Ülkelerdeki yaygınlık durumu

Otizm Vakfı'nın resmi sitesindeki bilgiye göre; Son yapılan yaygınlık araştırmaları; otizm spektrum bozukluklarının ilkokul yaş grubundaki yaygınlığının İngiltere'de 100 çocukta bir, ABD'de 150 çocukta bir, Avustralya'da ise 160 çocukta bir olduğunu göstermektedir. Ayrıca, daha kapsamlı veri toplama çalışmalarının yürütüldüğü ABD ve Avustralya'da, veri toplanan bölgeler arasında çeşitli farklılıklara rastlanmıştır.
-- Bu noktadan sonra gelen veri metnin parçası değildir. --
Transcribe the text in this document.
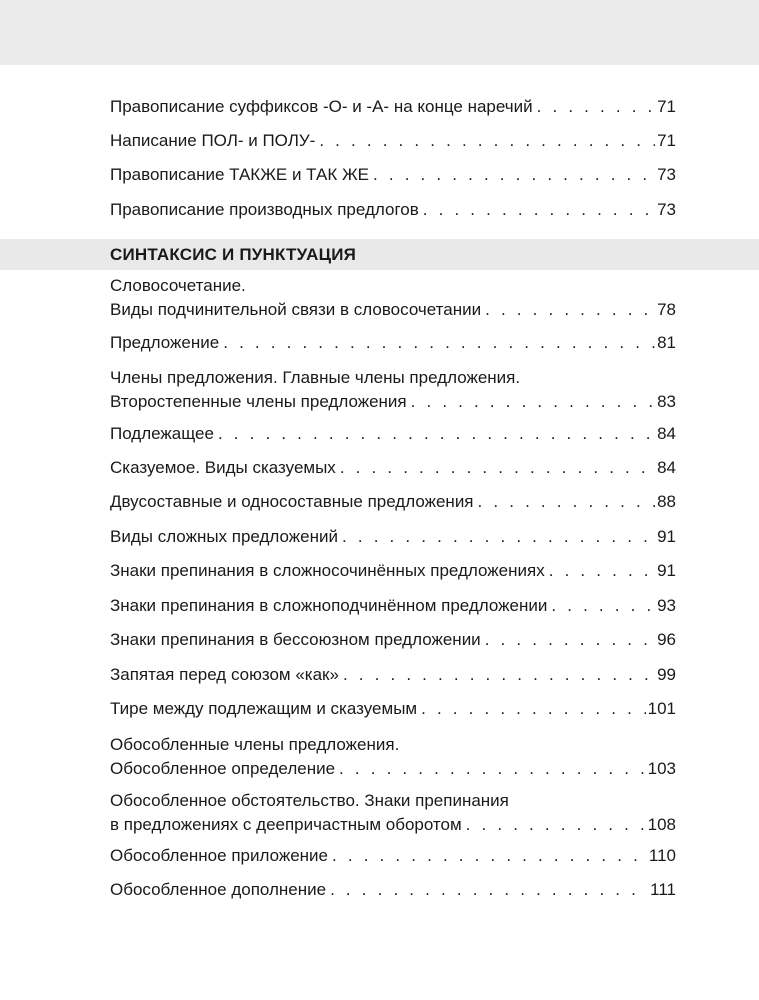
Правописание суффиксов -О- и -А- на конце наречий . . .	71
Написание ПОЛ- и ПОЛУ- . . .	71
Правописание ТАКЖЕ и ТАК ЖЕ . . .	73
Правописание производных предлогов . . .	73
СИНТАКСИС И ПУНКТУАЦИЯ
Словосочетание.
Виды подчинительной связи в словосочетании . . .	78
Предложение . . .	81
Члены предложения. Главные члены предложения.
Второстепенные члены предложения . . .	83
Подлежащее . . .	84
Сказуемое. Виды сказуемых . . .	84
Двусоставные и односоставные предложения . . .	88
Виды сложных предложений . . .	91
Знаки препинания в сложносочинённых предложениях . . .	91
Знаки препинания в сложноподчинённом предложении . . .	93
Знаки препинания в бессоюзном предложении . . .	96
Запятая перед союзом «как» . . .	99
Тире между подлежащим и сказуемым . . .	101
Обособленные члены предложения.
Обособленное определение . . .	103
Обособленное обстоятельство. Знаки препинания
в предложениях с деепричастным оборотом . . .	108
Обособленное приложение . . .	110
Обособленное дополнение . . .	111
Farklı ülkelerde araştırmaya dahil edilen otizm spektrum bozuklukları farklılaştığı için ülkeler arası karşılaştırma yapmak zor olmakla birlikte, otizm spektrum bozukluklarının günümüzde yaklaşık olarak her 150 çocuktan birini etkilediği kabul edilmektedir. Otizm spektrum bozukluğunun bölgesi, ırkı, dini ve dili olmadığı için, benzer yaygınlık oranlarının ülkemiz için de geçerli olduğu kabul edilebilir.